Getting the runaround on long-term care insurance

She said she was told by a Washington National service rep that the company's decision was final, so no further appeals would be considered.

I got in touch with Barbara Ciesemier, a Washington National spokeswoman. She declined to delve into details of Corwin's case, but she said by email that the insurer "acted in accordance with policy provisions."

"It is our objective to pay all claims in a timely manner, consistent with the terms and conditions of our policies," Ciesemier said.

She said approval of claims "is not triggered by a medical diagnosis, but determined by the care that is required due to that sickness or injury."

"These policies have a maximum benefit limit per occurrence or period of care," Ciesemier continued. "Once the per-occurrence maximum has been reached, no additional benefits are payable unless the insured qualifies for a new occurrence."

This is the same brick wall Corwin ran into. Washington National isn't acknowledging that the two claims resulted from two different medical problems.

Moreover, Ciesemier seems to be saying that the doctor's diagnosis wasn't even a factor in denying the claim. Rather, the insurer focused solely on the fact that the services of a caregiver were once again required.

Ciesemier's insistence that Washington National "acted in accordance with policy provisions" is belied by its own policy language, which states that a single "occurrence" is defined as being "due to the same or related cause."

I pointed out this seeming contradiction to Ciesemier.

She said only that "the deciding factor is based on the entirety of the policy language and the individual circumstances, not simply one provision of the policy."

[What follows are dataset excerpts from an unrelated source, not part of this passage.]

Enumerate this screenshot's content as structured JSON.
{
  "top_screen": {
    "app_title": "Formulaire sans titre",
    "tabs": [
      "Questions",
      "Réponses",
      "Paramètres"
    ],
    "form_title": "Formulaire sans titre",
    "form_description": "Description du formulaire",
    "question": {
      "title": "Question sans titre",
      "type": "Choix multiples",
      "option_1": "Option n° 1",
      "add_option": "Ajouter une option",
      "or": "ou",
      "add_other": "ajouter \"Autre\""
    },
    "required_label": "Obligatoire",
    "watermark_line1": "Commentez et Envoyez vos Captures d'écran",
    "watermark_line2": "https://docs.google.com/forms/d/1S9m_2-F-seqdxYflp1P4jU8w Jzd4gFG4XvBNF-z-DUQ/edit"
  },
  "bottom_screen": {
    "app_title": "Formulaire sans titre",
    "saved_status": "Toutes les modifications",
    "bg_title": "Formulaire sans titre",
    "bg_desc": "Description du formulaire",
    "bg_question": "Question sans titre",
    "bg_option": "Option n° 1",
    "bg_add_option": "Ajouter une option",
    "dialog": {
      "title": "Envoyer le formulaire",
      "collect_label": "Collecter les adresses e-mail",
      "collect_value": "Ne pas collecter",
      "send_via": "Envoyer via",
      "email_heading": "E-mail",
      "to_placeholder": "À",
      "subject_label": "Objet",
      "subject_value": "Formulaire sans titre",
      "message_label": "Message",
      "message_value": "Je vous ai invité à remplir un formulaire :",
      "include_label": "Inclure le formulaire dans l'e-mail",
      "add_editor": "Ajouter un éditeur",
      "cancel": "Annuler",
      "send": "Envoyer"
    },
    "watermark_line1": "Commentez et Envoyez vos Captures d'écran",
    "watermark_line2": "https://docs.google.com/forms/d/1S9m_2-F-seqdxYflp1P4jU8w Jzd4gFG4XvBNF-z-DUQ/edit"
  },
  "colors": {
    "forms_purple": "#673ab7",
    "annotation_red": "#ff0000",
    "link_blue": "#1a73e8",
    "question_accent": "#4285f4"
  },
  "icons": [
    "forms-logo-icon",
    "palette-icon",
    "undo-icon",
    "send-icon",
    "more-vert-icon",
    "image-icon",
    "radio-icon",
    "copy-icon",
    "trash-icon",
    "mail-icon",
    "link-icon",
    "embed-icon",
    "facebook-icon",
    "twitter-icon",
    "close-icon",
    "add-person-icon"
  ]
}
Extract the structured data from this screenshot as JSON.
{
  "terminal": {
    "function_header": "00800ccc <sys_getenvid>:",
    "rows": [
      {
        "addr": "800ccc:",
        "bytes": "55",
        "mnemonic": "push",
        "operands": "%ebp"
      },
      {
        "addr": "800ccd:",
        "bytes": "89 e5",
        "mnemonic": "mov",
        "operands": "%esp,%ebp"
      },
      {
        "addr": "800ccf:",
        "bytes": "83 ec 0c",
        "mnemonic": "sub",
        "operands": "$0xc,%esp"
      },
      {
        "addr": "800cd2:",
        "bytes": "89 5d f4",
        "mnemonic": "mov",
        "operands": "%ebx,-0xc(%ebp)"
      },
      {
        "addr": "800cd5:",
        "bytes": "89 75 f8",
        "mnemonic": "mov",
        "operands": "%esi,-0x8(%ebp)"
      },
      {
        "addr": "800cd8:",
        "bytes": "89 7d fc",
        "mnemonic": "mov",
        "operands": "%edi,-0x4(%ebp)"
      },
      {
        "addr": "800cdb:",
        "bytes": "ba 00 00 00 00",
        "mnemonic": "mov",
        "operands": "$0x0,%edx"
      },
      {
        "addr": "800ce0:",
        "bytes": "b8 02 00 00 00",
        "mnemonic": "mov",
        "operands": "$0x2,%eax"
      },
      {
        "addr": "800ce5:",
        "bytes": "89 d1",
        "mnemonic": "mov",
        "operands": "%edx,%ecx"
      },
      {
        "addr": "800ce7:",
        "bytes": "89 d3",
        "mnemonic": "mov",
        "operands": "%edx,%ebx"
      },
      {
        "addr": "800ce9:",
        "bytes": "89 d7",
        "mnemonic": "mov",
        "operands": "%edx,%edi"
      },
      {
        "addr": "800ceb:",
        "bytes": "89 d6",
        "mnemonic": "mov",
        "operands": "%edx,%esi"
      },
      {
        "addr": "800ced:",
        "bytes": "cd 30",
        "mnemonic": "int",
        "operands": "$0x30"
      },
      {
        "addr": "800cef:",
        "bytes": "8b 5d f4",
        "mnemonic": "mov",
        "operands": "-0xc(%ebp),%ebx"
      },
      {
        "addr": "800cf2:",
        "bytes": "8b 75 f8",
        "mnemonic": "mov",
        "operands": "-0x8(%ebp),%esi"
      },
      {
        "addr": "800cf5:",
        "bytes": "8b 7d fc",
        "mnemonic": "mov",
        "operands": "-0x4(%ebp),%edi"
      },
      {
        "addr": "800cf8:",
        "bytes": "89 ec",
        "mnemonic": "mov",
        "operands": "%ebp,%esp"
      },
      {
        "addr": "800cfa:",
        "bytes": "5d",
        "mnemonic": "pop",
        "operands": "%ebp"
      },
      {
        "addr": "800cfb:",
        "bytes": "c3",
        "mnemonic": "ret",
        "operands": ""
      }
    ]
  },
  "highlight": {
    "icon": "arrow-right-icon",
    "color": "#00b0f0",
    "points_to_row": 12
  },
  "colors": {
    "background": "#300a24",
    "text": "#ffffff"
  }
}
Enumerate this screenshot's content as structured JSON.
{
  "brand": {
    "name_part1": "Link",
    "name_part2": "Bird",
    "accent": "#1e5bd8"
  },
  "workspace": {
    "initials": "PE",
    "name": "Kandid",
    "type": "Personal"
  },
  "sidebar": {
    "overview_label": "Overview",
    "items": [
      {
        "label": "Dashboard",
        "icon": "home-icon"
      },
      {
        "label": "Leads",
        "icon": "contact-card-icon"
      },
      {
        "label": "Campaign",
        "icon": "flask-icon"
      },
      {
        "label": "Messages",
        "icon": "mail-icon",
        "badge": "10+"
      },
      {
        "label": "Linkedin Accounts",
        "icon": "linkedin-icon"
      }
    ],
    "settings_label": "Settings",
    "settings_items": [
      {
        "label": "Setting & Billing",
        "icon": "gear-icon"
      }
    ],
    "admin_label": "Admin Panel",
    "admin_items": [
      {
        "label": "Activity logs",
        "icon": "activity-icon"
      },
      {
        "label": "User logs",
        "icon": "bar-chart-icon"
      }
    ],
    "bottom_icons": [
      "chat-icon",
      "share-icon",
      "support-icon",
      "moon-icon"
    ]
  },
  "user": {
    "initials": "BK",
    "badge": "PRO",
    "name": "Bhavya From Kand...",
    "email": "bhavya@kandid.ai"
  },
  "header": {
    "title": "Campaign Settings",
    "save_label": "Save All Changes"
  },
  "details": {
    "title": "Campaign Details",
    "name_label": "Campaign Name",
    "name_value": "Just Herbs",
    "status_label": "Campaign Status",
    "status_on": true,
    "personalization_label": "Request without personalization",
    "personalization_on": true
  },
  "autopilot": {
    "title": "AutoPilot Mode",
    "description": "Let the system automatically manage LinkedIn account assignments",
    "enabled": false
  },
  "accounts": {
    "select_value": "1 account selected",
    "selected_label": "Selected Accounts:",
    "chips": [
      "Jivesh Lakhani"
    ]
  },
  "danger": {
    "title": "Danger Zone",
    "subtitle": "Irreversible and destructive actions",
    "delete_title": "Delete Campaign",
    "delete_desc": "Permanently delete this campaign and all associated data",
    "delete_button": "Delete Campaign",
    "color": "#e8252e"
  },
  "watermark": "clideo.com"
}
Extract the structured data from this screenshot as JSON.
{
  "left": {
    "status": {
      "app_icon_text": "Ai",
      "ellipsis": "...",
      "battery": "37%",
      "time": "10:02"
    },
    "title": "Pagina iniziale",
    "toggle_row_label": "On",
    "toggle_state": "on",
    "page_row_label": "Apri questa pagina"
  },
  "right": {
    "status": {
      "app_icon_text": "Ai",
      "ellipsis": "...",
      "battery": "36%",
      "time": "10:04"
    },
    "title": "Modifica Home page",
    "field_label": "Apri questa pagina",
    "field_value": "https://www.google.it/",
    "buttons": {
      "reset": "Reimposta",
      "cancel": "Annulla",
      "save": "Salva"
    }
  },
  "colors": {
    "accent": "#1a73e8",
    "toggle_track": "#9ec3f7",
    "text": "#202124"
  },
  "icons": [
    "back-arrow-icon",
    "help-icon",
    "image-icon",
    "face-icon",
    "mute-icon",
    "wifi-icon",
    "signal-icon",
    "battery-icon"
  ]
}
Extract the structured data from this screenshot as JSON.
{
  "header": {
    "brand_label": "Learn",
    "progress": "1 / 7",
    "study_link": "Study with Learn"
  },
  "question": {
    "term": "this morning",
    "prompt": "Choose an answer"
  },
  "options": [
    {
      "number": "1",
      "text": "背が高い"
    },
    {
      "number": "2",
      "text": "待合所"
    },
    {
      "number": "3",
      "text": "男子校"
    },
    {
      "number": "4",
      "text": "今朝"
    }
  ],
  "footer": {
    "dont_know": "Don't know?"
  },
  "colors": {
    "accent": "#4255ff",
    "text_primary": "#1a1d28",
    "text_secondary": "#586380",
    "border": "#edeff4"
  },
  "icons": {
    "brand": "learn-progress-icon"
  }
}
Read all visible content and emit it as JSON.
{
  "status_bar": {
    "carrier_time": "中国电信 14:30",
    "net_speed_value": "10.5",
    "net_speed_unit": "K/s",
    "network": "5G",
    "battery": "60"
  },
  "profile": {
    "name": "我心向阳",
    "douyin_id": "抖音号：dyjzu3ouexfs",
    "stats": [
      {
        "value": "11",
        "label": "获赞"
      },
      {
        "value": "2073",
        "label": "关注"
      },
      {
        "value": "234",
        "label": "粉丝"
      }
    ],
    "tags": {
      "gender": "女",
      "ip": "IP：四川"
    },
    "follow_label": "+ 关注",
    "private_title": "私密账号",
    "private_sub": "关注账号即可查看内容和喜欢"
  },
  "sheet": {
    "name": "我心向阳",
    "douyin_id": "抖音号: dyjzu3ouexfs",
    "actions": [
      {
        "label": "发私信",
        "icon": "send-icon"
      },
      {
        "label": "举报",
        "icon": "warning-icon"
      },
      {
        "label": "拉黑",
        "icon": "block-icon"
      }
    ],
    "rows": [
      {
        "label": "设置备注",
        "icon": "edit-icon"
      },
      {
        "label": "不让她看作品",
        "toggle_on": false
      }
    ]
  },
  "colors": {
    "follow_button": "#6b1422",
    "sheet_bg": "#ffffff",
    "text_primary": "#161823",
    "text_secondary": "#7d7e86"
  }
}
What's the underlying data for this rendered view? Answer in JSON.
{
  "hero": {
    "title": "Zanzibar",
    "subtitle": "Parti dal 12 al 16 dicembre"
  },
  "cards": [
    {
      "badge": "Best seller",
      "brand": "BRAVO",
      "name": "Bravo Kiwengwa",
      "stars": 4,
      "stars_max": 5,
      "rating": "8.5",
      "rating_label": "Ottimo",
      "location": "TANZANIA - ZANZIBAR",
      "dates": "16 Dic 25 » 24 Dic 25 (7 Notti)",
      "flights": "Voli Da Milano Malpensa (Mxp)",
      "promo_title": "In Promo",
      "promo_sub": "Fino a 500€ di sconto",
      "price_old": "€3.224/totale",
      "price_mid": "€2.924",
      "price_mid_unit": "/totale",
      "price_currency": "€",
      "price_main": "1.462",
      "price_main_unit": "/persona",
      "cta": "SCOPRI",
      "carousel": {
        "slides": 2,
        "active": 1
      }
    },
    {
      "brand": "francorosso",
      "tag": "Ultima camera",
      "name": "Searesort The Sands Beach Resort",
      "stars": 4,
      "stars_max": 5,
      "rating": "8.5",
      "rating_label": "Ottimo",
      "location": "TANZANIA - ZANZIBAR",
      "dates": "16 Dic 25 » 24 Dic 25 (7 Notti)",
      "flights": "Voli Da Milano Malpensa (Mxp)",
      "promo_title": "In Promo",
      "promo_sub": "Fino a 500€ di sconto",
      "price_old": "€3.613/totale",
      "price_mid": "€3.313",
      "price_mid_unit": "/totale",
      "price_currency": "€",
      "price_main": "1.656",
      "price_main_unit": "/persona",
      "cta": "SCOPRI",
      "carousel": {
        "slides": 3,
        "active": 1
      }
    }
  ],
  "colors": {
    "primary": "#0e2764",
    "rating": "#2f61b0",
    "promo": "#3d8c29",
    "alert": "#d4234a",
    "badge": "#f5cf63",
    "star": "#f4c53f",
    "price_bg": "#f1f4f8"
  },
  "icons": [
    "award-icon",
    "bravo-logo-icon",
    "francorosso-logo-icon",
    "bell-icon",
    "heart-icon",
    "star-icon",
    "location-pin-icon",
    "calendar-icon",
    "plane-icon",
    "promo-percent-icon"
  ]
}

I asked what that meant. Ciesemier said she'd have no further comment.

First of all, Washington National's denial letters cite only the "per-occurrence" provision in rejecting Corwin's claim. No other reason is given.

Moreover, I've read the entire insurance policy. I couldn't find any language that in any way redefines the nature of an "occurrence."

Nor could I find any mention that approval of claims "is not triggered by a medical diagnosis" but rather by "the care that is required."

In fact, the policy explicitly states that home healthcare must be "prescribed in a plan of care by a physician."

Washington National appears to be acting in bad faith in dealing with a longtime customer for no better purpose than to save itself some money.

If the company is so sure it's in the right, it shouldn't hesitate to explain itself plainly, to Corwin if not to me. The fact that it chooses to hide behind corporate gibberish suggests it knows perfectly well that its actions are indefensible.

Steven M. Stecher, who pulled down $2.1 million in total compensation last year as president of Washington National, is more than welcome to prove me wrong.